The European economy has gone through unprecedented turmoil in recent years necessitating the institution of a permanent rescue fund for the euro area and that was the purpose of the European Stability Mechanism, which took over from the European Financial Stability Facility.

The work that this Government is doing aims to take the country back from the economic brink, which is where we found ourselves on taking office and every decision that this Government makes is based on the need to create a stable social, economic and financial framework for the country.

Ratifying the European Stability Mechanism was a common sense step in terms of underpinning the Euro and by putting proper oversight structures in place we can ensure that the difficulties experienced across Europe in 2010 are not repeated.

In June of this year, the euro area member states reached preliminary agreement on a framework for the ESM Direct Recapitalisation Instrument and this legislation provides for the creation of subsidiary bodies which could be used to implement this DRI.

A key change in terms of the Direct Recapitalisation Instrument is that whereas the ESM aimed to provide loans to member states, the DRI can provide loans to financial institutions. The Attorney General has directed that the changes in relation to the DRI mean that the ESM Act approved by the Dáil in 2012 requires amendment and that is what this Bill sets out to achieve.

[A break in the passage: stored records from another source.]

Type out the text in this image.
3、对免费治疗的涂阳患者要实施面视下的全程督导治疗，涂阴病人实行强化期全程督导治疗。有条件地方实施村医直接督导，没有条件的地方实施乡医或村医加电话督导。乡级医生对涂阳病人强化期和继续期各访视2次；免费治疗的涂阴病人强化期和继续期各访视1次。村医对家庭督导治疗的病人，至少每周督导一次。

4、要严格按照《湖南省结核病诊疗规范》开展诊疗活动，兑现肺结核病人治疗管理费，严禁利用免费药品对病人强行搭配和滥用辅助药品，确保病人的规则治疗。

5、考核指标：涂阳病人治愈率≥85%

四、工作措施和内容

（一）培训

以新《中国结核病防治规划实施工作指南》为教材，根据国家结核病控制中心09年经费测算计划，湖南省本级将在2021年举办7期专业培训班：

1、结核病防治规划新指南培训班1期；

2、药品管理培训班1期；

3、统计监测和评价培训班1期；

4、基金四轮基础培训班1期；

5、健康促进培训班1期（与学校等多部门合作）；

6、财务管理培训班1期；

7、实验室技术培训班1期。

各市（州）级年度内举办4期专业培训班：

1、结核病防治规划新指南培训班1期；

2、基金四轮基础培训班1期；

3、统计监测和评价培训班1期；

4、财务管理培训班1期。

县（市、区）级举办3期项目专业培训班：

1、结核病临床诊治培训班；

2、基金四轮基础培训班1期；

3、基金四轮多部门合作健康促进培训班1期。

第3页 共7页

The accession of Latvia is also covered in the newer version of the Bill, as it updates the capital contribution amounts to take account of the Latvian contribution, even though this does not affect Ireland’s capital contribution.

I would like to take this opportunity to commend Finance Minister Michael Noonan and his officials on the work that they have put into this matter over many months. I note that this legislation needs to be enacted by the end of October to meet the proposed schedule whereby the ESM Board of Governors is expected to take its decision in early November.

I know that huge efforts have been made by Minister Noonan and a large number of officials to achieve direct and retroactive capitalisation. Much of this work is done behind closed doors and with no fanfare, but it is this very necessary and detailed work which could yet take Ireland one step further back from the financial abyss which faced us just a few years ago.

Decisions that this Government have taken to date are paying dividends, but few actions have the potential to save the country as much money as retrospective direct recapitalisation of the Irish banks would, were it possible to achieve it.

Many small steps have been taken to date to get us to this stage and I know that many more careful and considered steps are needed at European level before Ireland can even apply for retrospective recapitalisation, but given the benefits which could yet accrue to the nation’s finances, it is imperative that we as legislators do everything possible to help Minister Noonan and his officials in their endeavours.

The cost of recapitalising Ireland’s banks makes up one fifth of our gross debt, so maximising our return on that recapitalisation is imperative. This Bill sets up an instrument by which the Government can take further steps, if and when it deems those steps prudent, to divest itself of the taxpayer’s share of AIB, Bank of Ireland and PTSB in return for capital from the European Stability Mechanism.

While other pieces of legislation that will come before the House in coming months will generate more headlines, few have the potential impact of this Amendment Bill. I fully support the route being pursued by Minister Noonan and his officials and am delighted to have the opportunity to support this Bill, which is a key piece in what is a large and complex jigsaw with the aim of achieving direct recapitalisation for Irish banks.